Well, mostly. But to complete the story we really need to address Jean Baptiste as, just like his famous mother, he's the subject of a Wyoming myth. And indeed, it's the same myth.
And its illustrative as to both, as the later life of Jean Baptiste Charbonneau is very well known, and demonstrable with finality. We know where he went to school, what he did as a young man, a middle aged man, and in the context of his times, as an old man.
And what he did not do is to go to the Wind River Reservation with his very aged mother.
But that's the myth.
It's hard not to feel sad about the life of Jean Baptiste, even though he probably didn't see it as sad himself. He wasn't even one year old when he was packed by his mother, as slave to his father, across the western half of North America as his famous mother acted as a guide and interpreter for the Corps of Discovery. He was a young boy when his mother gave him up to William Clark to be educated, and Clark in fact enrolled him in two successive schools, the first a Jesuit school and the second another private school, at great expense. He was therefore well educated for this time and became even more so when met Duke Friedrich Paul Wihlem of Wurttenberg in 1823 while he was traveling in the United States. Jean Baptiste was working at a Kaw trading post on the Kansas River at the time. The Duke was being guided by Toussaint Charbonneau on a trip to the northern plains. He invited the younger Charbonneau to return to Europe with him, which he did. He apparently traveled with the Duke in Europe and Africa while his guest.

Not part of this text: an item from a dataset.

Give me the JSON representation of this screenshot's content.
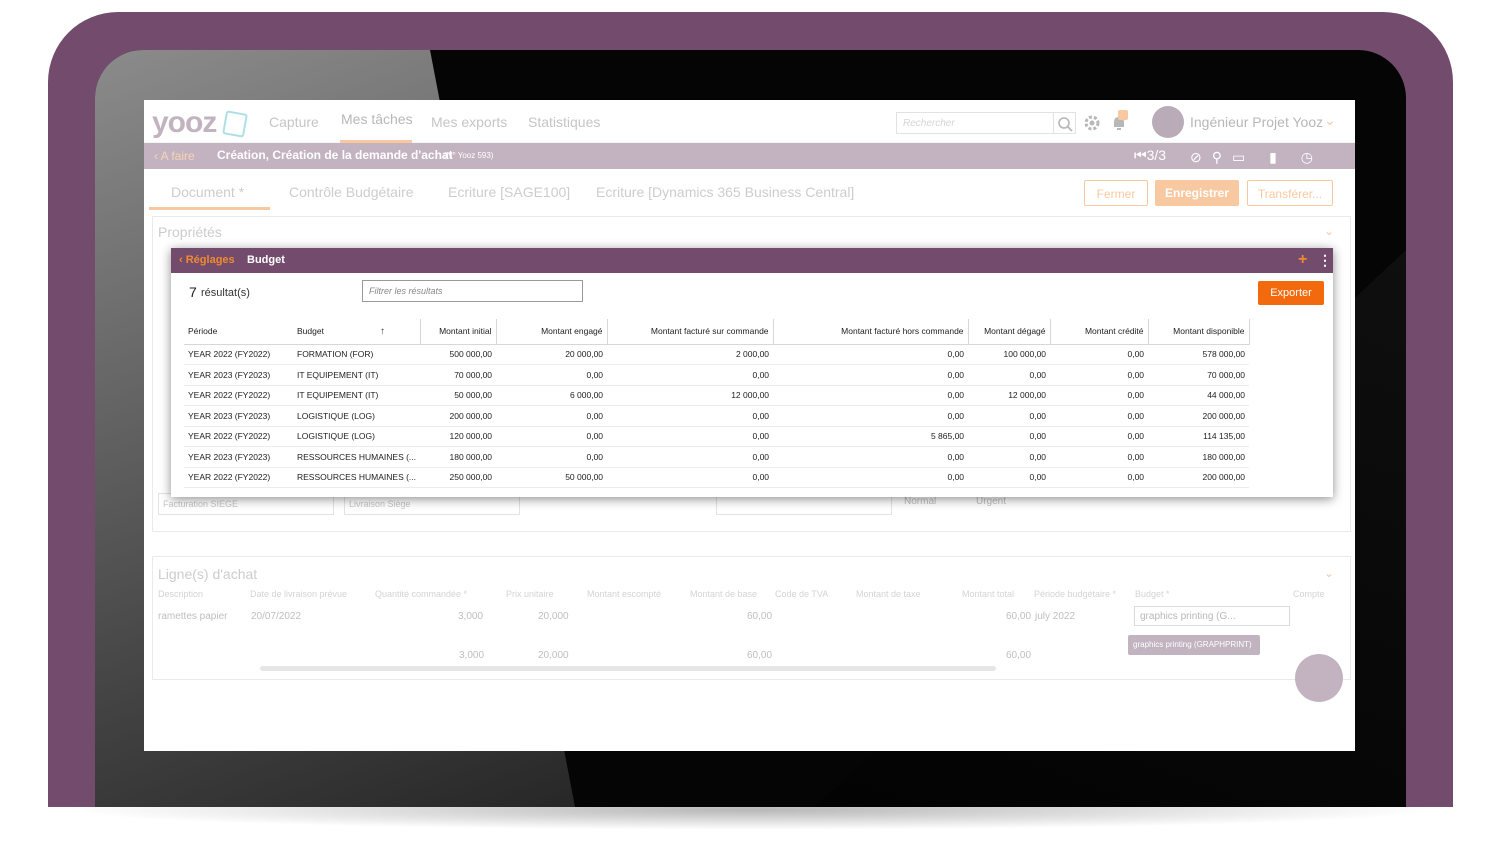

Upon returning to North American he resumed a Western life and worked as a trapper, hunter and guide. He was later a gold prospector. In 1866 he died in Oregon after some sort of accident which threw him into a frigid river and left him with pneumonia. He was 61 years old at the time.

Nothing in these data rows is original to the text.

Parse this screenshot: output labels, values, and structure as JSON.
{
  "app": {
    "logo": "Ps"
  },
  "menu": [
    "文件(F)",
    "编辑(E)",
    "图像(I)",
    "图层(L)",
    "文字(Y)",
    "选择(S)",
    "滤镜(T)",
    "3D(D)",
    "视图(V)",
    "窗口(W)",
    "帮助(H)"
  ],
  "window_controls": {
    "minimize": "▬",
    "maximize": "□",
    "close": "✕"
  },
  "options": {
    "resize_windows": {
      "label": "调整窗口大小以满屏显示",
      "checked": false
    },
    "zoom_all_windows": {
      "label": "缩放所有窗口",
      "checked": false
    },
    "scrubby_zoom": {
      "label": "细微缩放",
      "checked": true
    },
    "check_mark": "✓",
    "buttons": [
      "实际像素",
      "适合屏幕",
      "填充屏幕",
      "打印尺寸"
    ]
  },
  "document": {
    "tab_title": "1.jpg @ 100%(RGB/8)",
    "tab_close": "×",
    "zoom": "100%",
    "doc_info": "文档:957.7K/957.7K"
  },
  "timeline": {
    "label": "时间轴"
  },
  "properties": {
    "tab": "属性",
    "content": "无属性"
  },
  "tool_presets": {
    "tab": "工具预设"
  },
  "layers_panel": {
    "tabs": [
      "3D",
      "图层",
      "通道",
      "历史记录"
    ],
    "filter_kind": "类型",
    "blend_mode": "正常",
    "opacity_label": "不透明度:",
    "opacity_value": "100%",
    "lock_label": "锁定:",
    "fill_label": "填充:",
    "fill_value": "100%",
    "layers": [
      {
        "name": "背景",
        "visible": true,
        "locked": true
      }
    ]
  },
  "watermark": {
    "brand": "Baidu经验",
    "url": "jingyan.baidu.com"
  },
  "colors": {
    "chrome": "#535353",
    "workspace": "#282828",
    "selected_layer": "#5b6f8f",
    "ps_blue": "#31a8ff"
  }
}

He lived a rich and varied life, and a fairly well documented one. That he died in Oregon is something for which there is no doubt.

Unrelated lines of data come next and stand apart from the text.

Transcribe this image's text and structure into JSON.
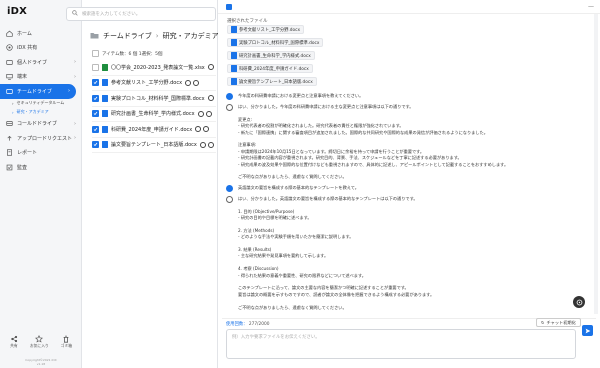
{
  "app": {
    "logo": "iDX"
  },
  "sidebar": {
    "items": [
      {
        "label": "ホーム",
        "icon": "home-icon"
      },
      {
        "label": "iDX 共有",
        "icon": "share-icon"
      },
      {
        "label": "個人ドライブ",
        "icon": "drive-icon",
        "chev": true
      },
      {
        "label": "端末",
        "icon": "device-icon",
        "chev": true
      },
      {
        "label": "チームドライブ",
        "icon": "team-drive-icon",
        "chev": true,
        "active": true
      }
    ],
    "subitems": [
      {
        "label": "セキュリティデータルーム"
      },
      {
        "label": "研究・アカデミア",
        "selected": true
      }
    ],
    "items2": [
      {
        "label": "コールドドライブ",
        "icon": "cold-drive-icon",
        "chev": true
      },
      {
        "label": "アップロードリクエスト",
        "icon": "upload-request-icon",
        "chev": true
      },
      {
        "label": "レポート",
        "icon": "report-icon"
      },
      {
        "label": "監査",
        "icon": "audit-icon"
      }
    ],
    "bottom": [
      {
        "label": "共有",
        "icon": "share-link-icon"
      },
      {
        "label": "お気に入り",
        "icon": "star-icon"
      },
      {
        "label": "ゴミ箱",
        "icon": "trash-icon"
      }
    ],
    "copyright": "Copyright©2021 iDX\nv1.18"
  },
  "files": {
    "search_placeholder": "検索語を入力してください。",
    "breadcrumb": [
      "チームドライブ",
      "研究・アカデミア"
    ],
    "count_label": "アイテム数：6 個 1選択：5個",
    "rows": [
      {
        "name": "〇〇学会_2020-2023_発表論文一覧.xlsx",
        "checked": false,
        "type": "xlsx"
      },
      {
        "name": "参考文献リスト_工学分野.docx",
        "checked": true,
        "type": "docx"
      },
      {
        "name": "実験プロトコル_材料科学_国際標準.docx",
        "checked": true,
        "type": "docx"
      },
      {
        "name": "研究計画書_生命科学_学内様式.docx",
        "checked": true,
        "type": "docx"
      },
      {
        "name": "科研費_2024年度_申請ガイド.docx",
        "checked": true,
        "type": "docx"
      },
      {
        "name": "論文要旨テンプレート_日本語版.docx",
        "checked": true,
        "type": "docx"
      }
    ]
  },
  "panel": {
    "selected_label": "選択されたファイル",
    "chips": [
      "参考文献リスト_工学分野.docx",
      "実験プロトコル_材料科学_国際標準.docx",
      "研究計画書_生命科学_学内様式.docx",
      "科研費_2024年度_申請ガイド.docx",
      "論文要旨テンプレート_日本語版.docx"
    ],
    "messages": [
      {
        "role": "user",
        "lines": [
          "今年度の科研費申請における変更点と注意事項を教えてください。"
        ]
      },
      {
        "role": "bot",
        "lines": [
          "はい、分かりました。今年度の科研費申請における主な変更点と注意事項は以下の通りです。",
          "",
          "変更点:",
          "- 研究代表者の役割が明確化されました。研究代表者の責任と権限が強化されています。",
          "- 新たに「国際連携」に関する審査項目が追加されました。国際的な共同研究や国際的な成果の発信が評価されるようになりました。",
          "",
          "注意事項:",
          "- 申請期限は2024年10月15日となっています。締切日に余裕を持って申請を行うことが重要です。",
          "- 研究計画書の記載内容が重視されます。研究目的、背景、手法、スケジュールなどを丁寧に記述する必要があります。",
          "- 研究成果の波及効果や国際的な位置付けなども重視されますので、具体的に記述し、アピールポイントとして記載することをおすすめします。",
          "",
          "ご不明な点がありましたら、遠慮なく質問してください。"
        ]
      },
      {
        "role": "user",
        "lines": [
          "英語論文の要旨を構成する際の基本的なテンプレートを教えて。"
        ]
      },
      {
        "role": "bot",
        "lines": [
          "はい、分かりました。英語論文の要旨を構成する際の基本的なテンプレートは以下の通りです。",
          "",
          "1. 目的 (Objective/Purpose)",
          "- 研究の目的や目標を明確に述べます。",
          "",
          "2. 方法 (Methods)",
          "- どのような手法や実験手順を用いたかを簡潔に説明します。",
          "",
          "3. 結果 (Results)",
          "- 主な研究結果や発見事項を要約して示します。",
          "",
          "4. 考察 (Discussion)",
          "- 得られた結果の意義や重要性、研究の限界などについて述べます。",
          "",
          "このテンプレートに沿って、論文の主要な内容を簡潔かつ明確に記述することが重要です。",
          "要旨は論文の概要を示すものですので、読者が論文の全体像を把握できるよう構成する必要があります。",
          "",
          "ご不明な点がありましたら、遠慮なく質問してください。"
        ]
      }
    ],
    "usage_label": "使用回数：",
    "usage_value": "277/2000",
    "reset_label": "チャット初期化",
    "input_placeholder": "例）入力や要求ファイルをお伝えください。"
  },
  "colors": {
    "accent": "#1a73e8",
    "sidebar_bg": "#f5f6f8"
  }
}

None the less, Grace Raymond Hebard placed his death in 1885 on the Wind River Reservation, and the work of Dr. Charles Eastman likewise places him there. And this all dates to the the stories associated with Porivo, and her adult son who entered the Reservation with her. As with his mother, who died in North Dakota, there is a grave marker for him on the Reservation.
His actual grave is known as to location, and is in Oregon.
As with his famous mother, his reconstructed myth does not serve him well, although unlike his mother he lived a fairly long life. He would have lived a longer one if the Wyoming myth was correct, but that would not do his life justice. It was remarkably adventuresome right up to the point of his death, and like his mothers it crossed back and forth between two worlds in a way that makes contemporary readers uncomfortable.